Mr Kilcommins said that any dilution of the current voluntary model would create a barrier to job creation and could damage our capacity to attract and retain inward investment.


Ironically, despite Ireland’s rising unemployment rates, some companies are having difficulty filling vacancies. 30% of roles are taking longer than 3 months to fill, “reflecting a lack of suitable skills and experience for specific roles”, according to Mr. Kilcommins.

“Among Ireland’s key selling points when it comes to attracting inward investment are our skilled and well educated workforce, our flexibility and our enterprise friendly operating environment. Our Workforce Activation Survey has already shown that skills gaps are starting to emerge – particularly in the Science and Technology fields – and this needs to be addressed urgently to protect existing and future investments”, he said.

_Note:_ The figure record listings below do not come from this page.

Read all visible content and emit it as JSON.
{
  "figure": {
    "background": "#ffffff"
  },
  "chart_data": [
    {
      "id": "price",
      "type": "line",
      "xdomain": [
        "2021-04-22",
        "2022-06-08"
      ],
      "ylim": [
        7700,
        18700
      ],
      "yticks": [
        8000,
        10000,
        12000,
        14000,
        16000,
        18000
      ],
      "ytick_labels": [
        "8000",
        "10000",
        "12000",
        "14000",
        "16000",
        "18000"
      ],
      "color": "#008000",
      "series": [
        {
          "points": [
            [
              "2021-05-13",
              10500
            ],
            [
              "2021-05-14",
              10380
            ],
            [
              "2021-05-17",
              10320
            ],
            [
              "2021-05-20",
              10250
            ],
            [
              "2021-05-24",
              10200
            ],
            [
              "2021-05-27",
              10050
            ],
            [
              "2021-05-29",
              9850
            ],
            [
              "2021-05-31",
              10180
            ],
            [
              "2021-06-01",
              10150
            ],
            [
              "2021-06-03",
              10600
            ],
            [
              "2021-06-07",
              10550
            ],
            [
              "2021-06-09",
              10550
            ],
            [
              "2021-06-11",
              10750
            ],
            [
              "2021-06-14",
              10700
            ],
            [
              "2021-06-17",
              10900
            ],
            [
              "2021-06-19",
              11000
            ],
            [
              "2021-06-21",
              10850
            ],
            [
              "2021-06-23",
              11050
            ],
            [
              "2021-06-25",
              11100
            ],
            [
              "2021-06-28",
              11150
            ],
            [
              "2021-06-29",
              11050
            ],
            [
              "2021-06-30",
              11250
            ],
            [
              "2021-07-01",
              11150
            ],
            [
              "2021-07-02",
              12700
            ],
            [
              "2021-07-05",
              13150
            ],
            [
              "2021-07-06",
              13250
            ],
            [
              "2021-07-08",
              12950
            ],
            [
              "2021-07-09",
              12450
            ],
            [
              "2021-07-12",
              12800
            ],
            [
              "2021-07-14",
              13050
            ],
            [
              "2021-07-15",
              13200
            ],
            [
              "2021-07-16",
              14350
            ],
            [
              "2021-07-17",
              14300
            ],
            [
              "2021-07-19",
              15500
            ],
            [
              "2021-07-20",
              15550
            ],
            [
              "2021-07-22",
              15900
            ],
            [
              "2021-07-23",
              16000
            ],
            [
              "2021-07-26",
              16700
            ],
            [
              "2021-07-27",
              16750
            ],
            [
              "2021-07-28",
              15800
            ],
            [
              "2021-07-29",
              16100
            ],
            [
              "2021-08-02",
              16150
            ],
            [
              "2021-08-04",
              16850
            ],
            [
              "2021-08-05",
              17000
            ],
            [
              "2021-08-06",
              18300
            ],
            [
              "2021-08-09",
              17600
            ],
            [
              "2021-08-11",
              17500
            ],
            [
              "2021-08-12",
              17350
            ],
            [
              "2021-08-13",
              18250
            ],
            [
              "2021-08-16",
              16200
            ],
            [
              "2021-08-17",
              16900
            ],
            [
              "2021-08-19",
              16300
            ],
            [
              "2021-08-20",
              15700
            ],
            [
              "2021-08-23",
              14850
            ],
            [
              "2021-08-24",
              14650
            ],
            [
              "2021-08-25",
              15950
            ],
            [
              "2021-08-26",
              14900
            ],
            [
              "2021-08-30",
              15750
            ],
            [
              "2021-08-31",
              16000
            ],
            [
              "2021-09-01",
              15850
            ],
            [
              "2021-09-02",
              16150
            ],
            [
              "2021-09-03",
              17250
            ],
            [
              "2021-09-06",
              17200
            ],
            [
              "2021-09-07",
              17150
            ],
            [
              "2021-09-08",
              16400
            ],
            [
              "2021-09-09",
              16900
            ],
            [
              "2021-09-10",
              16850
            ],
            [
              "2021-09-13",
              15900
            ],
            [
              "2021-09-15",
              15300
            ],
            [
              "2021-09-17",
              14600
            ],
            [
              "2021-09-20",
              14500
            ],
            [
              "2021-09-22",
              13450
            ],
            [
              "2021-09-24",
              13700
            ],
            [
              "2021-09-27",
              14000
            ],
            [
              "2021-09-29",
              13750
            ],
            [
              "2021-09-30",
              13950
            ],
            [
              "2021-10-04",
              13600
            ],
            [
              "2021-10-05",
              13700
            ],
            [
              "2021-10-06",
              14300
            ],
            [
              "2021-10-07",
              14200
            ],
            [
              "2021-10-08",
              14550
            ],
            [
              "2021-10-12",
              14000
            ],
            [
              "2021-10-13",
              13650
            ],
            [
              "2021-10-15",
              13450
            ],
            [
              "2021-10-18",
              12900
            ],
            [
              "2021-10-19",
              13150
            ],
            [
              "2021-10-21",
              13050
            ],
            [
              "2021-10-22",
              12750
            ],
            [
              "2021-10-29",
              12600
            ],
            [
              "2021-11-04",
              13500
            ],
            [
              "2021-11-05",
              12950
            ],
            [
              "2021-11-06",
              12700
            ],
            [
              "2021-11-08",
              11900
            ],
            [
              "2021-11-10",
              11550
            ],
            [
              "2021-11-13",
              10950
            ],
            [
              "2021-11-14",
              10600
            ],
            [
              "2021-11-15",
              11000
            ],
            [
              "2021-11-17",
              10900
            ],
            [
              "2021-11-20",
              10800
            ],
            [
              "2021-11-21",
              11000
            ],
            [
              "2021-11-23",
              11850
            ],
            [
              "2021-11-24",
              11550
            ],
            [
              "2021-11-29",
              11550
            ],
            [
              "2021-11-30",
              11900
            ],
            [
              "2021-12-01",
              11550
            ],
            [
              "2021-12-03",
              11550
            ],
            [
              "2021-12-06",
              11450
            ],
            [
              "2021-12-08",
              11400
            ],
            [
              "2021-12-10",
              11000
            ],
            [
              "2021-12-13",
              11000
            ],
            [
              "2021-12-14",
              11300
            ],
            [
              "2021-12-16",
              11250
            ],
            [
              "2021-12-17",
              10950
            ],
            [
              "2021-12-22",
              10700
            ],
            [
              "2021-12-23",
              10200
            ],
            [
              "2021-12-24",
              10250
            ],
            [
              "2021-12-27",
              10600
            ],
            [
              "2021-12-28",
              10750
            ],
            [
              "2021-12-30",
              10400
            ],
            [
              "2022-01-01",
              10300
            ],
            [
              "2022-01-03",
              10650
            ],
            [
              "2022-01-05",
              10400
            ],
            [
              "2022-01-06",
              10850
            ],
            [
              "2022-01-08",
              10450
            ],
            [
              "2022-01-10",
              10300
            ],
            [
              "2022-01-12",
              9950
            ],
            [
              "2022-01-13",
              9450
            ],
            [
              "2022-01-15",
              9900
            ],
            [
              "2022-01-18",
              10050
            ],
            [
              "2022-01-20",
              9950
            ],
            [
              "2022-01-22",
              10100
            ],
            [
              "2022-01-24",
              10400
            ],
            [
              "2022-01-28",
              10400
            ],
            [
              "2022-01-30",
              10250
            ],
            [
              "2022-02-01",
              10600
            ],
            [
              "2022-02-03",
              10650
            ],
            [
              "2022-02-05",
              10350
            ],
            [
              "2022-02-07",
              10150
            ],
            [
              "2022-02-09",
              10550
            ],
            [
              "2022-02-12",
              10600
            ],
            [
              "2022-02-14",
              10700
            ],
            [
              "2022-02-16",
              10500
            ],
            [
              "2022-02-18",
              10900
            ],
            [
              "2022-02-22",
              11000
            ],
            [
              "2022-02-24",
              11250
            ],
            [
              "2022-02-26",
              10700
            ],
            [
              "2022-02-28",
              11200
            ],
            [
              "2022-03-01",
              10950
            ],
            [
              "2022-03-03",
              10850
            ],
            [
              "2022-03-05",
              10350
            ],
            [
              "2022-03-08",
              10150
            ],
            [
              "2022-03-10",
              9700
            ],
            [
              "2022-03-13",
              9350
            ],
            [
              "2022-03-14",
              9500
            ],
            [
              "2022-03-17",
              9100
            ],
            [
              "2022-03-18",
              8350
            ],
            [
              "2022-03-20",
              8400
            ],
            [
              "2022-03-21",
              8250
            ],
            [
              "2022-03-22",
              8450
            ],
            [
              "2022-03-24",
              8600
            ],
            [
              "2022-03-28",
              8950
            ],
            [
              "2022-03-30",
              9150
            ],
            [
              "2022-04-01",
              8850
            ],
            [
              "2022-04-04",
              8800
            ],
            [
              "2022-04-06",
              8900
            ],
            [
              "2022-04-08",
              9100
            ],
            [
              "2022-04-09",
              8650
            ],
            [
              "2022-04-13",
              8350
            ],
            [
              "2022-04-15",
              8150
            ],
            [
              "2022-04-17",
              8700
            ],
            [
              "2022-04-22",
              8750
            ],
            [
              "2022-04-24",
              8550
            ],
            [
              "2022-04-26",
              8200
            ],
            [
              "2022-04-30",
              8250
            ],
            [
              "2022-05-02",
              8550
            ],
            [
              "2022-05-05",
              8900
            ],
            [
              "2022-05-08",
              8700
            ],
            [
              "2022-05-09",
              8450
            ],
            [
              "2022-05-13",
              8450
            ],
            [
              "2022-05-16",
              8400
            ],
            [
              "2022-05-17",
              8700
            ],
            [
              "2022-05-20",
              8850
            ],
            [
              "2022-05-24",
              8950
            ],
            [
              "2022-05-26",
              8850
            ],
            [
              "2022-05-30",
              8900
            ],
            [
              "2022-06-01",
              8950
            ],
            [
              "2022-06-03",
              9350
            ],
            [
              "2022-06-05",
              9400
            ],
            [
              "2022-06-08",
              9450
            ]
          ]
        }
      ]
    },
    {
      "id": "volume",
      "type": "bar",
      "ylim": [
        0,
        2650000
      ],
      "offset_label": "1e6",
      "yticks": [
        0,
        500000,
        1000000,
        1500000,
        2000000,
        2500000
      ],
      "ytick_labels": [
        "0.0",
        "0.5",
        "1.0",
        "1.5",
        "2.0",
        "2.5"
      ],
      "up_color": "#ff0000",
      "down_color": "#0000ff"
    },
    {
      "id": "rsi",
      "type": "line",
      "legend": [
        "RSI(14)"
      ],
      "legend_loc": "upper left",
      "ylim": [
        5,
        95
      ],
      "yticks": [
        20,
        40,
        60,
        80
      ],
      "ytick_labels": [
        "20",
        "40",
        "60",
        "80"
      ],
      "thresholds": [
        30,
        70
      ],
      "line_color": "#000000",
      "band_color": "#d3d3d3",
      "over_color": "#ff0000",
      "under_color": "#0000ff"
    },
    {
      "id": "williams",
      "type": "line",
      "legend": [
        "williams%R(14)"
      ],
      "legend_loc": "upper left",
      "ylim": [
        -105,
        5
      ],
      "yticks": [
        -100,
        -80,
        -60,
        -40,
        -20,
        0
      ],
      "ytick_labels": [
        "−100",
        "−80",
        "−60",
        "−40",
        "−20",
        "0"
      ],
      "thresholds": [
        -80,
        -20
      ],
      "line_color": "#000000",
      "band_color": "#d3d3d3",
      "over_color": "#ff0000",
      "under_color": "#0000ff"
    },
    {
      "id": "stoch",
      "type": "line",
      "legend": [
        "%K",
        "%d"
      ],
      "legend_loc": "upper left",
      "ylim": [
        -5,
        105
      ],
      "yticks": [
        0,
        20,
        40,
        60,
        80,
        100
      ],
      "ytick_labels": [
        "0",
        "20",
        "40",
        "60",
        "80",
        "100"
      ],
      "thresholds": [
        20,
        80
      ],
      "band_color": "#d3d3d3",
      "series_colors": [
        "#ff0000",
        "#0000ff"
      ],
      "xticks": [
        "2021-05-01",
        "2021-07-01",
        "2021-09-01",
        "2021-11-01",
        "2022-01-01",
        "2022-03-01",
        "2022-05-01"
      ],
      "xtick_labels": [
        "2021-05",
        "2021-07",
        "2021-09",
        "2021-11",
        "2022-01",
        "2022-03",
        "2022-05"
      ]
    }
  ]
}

Mr. Kilcommins encouraged the Government to continue to invest in education insofar as it is possible given the current financial environment. “Education is the key to closing the skills gap. The rewards for investment in skills and education are great and the penalties for failure are severe”.

Mr. Kilcommins concluded; “Ireland remains a very good place to do business but competition from countries throughout Europe and Asia is intensifying. We cannot afford to stand still; we all share a responsibility for striving to make Ireland an even better place to do business and we owe it to ourselves and those coming after us to get the message out there that this country’s flexible, enterprise and investment -friendly environment is a reality, not a slogan”.



The lunch, which was attended by over 300 American Chamber members and their guests was sponsored by ARAMARK Ireland.